Blog Tour: You, Me & Letting Go!

Title: You, Me, & Letting Go 
Author: Katie Kaleski 
Publication Date: May 14, 2019 
Genres: YA, Contemporary
Number of pages: 286


Synopsis:

Van Sato’s got labels. Tourettes, ADHD, SPD – words that have defined his existence since the time he was old enough to know what they meant. Now, Van wants to prove he’s more than an acronym, a syndrome, a problem kid. He takes a summer job as a day camp counselor to prove he’s capable of independence and moving on to the next phase in his life. Maybe, he might even make a friend while there. Someone who’s got just as many or even more labels than him. Someone who understands what it’s like. Tabby Dubanowksi wants to forget about everything, the hospitalization, the judgment, the whispers behind her back. As a camp counselor, she will be admired, looked up to, and able to help people who don’t know anything about her old life. Tabby wants a fresh start and a chance to re-ignite her passion for film-making, if only for one summer.
After running away from their pasts, Van and Tabby collide in a storm cloud of attraction laced with self-doubt, insecurity, shame, and blame. Now, with Van feeling like he might have to quit his job, and Tabby struggling to quell the urge to cut, they will struggle to find themselves in a world designed to keep them apart.




Buy link: Amazon


author, contemporary, new book release

About the author:

Katie Kaleski has started down many career paths and held many jobs—indie craft store clerk, pizza maker, photo developer, shoe salesperson and cashier, dental assistant in the army, daycare teacher, student teacher—but her favorite one by far is being a writer. She’s originally from Chicago, so she says things like pop, gym shoes, and front room. Her favorite food group is sugar, and she loves writing young adult novels.


Exclusive tour content!

This a deleted scene with Van explaining his backstory in a bit more depth to Tabby.

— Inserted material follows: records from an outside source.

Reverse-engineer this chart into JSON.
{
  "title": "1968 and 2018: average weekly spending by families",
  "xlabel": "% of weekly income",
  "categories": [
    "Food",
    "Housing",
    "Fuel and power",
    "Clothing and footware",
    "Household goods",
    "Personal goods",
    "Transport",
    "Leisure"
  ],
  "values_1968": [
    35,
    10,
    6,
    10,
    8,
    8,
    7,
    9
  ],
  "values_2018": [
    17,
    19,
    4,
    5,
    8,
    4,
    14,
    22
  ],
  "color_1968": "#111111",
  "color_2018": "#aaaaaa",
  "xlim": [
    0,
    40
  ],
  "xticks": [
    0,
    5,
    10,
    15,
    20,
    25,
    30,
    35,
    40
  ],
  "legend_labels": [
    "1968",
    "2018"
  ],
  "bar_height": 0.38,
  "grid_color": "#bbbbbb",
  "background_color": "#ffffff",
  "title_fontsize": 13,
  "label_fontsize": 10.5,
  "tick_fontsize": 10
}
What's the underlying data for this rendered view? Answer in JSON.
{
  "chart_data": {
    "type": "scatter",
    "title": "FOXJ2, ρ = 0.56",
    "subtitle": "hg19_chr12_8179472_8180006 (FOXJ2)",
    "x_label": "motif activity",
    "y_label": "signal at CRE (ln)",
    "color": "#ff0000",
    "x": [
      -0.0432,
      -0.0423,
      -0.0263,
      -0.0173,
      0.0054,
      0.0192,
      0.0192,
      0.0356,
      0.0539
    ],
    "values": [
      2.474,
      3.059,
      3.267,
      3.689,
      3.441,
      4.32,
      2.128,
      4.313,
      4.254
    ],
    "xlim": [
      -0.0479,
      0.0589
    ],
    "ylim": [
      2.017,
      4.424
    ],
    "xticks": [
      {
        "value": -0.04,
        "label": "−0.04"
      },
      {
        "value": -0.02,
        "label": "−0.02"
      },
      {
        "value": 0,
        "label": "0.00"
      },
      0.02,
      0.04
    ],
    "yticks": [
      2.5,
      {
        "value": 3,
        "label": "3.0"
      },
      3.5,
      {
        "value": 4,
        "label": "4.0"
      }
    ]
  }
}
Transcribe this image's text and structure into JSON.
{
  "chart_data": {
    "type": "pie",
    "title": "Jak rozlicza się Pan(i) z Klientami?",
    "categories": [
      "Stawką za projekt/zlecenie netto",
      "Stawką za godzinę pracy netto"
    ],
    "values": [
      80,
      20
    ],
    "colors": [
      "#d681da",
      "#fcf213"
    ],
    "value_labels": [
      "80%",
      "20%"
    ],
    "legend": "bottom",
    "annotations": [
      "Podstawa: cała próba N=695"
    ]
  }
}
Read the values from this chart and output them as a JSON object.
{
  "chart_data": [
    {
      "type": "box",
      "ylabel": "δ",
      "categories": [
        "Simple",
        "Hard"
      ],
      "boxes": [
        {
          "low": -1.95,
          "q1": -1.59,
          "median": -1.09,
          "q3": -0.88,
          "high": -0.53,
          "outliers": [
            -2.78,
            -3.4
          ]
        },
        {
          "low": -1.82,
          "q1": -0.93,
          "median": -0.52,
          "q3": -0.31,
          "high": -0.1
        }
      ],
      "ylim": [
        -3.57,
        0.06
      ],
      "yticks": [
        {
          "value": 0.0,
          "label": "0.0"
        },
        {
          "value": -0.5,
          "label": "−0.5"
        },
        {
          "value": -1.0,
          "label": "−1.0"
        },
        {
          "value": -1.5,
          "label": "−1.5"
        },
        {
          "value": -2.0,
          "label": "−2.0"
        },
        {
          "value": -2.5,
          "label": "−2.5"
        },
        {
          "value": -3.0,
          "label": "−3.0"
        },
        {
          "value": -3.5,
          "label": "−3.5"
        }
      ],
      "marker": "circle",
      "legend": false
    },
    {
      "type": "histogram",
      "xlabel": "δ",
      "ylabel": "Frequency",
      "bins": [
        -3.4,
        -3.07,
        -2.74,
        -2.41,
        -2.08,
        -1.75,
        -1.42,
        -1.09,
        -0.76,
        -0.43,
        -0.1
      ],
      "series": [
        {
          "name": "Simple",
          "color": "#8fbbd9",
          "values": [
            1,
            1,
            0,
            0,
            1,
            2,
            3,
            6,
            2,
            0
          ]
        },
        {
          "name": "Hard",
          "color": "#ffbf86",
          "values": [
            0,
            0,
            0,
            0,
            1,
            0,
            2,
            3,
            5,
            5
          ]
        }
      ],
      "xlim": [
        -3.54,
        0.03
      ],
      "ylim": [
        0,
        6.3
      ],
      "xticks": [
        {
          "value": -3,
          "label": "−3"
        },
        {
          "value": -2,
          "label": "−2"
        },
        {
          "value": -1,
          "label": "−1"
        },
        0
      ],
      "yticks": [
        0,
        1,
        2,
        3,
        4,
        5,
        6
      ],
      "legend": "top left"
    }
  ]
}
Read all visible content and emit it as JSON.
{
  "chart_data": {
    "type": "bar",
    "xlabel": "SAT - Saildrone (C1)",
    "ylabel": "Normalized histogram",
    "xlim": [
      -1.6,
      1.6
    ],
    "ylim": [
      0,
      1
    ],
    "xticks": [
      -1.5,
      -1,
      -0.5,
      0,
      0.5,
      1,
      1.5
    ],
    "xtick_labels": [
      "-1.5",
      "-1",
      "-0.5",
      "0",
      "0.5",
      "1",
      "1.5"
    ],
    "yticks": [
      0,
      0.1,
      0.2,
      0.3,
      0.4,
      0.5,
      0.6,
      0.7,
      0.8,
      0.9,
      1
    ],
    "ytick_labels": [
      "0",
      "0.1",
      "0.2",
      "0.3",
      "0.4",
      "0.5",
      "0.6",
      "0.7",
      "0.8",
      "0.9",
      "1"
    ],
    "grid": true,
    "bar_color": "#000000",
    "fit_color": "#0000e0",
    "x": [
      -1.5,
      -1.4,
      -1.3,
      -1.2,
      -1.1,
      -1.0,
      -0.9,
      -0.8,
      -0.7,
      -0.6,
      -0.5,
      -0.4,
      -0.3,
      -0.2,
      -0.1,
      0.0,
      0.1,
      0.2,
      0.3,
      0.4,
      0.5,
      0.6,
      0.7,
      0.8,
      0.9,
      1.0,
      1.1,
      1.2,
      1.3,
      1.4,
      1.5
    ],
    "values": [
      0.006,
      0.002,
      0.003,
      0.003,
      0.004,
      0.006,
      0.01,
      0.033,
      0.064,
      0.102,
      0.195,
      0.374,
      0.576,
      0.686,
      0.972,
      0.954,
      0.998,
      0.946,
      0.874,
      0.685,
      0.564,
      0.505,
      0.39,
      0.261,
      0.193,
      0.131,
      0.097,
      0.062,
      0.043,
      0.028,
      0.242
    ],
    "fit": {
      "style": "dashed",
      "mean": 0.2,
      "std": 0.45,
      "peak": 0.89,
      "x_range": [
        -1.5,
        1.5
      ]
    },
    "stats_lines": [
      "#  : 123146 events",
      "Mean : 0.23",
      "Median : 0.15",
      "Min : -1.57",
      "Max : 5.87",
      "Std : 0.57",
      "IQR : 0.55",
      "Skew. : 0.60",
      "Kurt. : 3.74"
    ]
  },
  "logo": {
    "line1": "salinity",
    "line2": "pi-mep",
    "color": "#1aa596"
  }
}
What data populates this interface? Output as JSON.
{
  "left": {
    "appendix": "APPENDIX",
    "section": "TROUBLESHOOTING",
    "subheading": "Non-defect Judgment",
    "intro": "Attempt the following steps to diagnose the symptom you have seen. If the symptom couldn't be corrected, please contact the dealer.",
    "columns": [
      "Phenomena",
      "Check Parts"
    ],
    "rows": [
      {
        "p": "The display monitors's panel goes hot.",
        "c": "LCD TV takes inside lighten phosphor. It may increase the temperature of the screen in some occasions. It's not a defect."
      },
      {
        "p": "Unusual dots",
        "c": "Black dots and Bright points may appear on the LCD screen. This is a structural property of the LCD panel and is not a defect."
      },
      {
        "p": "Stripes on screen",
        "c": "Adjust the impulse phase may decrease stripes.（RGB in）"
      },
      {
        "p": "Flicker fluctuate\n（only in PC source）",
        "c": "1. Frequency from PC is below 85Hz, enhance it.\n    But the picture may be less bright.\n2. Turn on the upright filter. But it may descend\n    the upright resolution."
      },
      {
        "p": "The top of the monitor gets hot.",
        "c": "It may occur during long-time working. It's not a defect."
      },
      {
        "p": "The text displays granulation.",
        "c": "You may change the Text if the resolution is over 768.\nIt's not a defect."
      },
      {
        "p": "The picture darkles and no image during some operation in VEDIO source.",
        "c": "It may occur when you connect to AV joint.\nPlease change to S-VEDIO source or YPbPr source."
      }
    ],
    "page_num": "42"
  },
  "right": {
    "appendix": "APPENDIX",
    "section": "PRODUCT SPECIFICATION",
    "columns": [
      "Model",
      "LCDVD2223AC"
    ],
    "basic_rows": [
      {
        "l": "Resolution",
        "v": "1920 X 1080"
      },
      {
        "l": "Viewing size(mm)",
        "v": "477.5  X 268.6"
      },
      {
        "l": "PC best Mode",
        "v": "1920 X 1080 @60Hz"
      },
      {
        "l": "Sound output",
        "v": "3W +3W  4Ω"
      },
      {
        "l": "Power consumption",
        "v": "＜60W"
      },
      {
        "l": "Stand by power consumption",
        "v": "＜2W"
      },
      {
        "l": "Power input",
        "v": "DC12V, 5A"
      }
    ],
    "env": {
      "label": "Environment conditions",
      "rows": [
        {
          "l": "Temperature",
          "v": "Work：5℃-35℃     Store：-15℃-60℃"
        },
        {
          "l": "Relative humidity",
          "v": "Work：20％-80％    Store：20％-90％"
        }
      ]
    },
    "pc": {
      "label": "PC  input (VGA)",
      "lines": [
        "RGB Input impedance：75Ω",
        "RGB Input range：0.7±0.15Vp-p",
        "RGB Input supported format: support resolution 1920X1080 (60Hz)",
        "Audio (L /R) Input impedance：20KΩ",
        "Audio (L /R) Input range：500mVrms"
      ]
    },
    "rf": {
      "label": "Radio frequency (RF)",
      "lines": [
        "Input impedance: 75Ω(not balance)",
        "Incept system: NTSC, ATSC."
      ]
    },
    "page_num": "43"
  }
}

It’s based off experience with my son because while he doesn’t have Van’s exact conditions his therapist said there was a possibility my son was Autistic (like Van, he wasn’t and was diagnosed with something else).

I sighed and tapped my nose and blinked like fifty times. “Up until I was in elementary school everybody thought I was Autistic.”
“Really, why?” Tabitha asked.
“I didn’t learn to walk until I was almost two. I didn’t say a word until I was three. And everything made me scream. I was like some banshee. Nobody could touch me. I didn’t like a lot of noises, smells. I was constantly falling over, couldn’t even walk up straight. I wouldn’t look at anybody, and that is supposedly one of the tell big signs of being Autistic, the whole no eye contact thing, and then I had all my tics, so…it wasn’t just like doctors telling my parents. They’re the ones that took me to get evaluated because there was most obviously something going on with me.”
“What was going on?”
“After I started getting some occupational therapy, I was able to stand up and walk around properly and look up at people, and into their eyes. I still didn’t like people touching me, but it was more tolerable, and the doctors and teachers started to see that I was…well, not Autistic. I guess it was hard to tell before then really because I was always screaming or curled in a ball.”
“Why?”
“I have what’s called a sensory processing disorder, and I’m very sensitive to things like touch. People touching me actually hurt. I just couldn’t tolerate it, and with this I was also sensitive to sound, light, smells, it affected my balance, and my body movement in general, and even before this they figured out I had Tourette, so that’s what everyone thought it all was, my Tourette disorder, but with SPD it’s hard to sit still. I was always moving because that’s how I felt the most balanced I guess, has something to do with the inner ear, and I never paid attention because everything around me was just too much and well, my ADHD, and my Tourette was just my Tourettes. It used to so much worse than it is now. Well, not at first, a little later and then it like kept getting worse. You should have seen me. I was a mess.”
“But you couldn’t help it.”
“Other people don’t get that though.”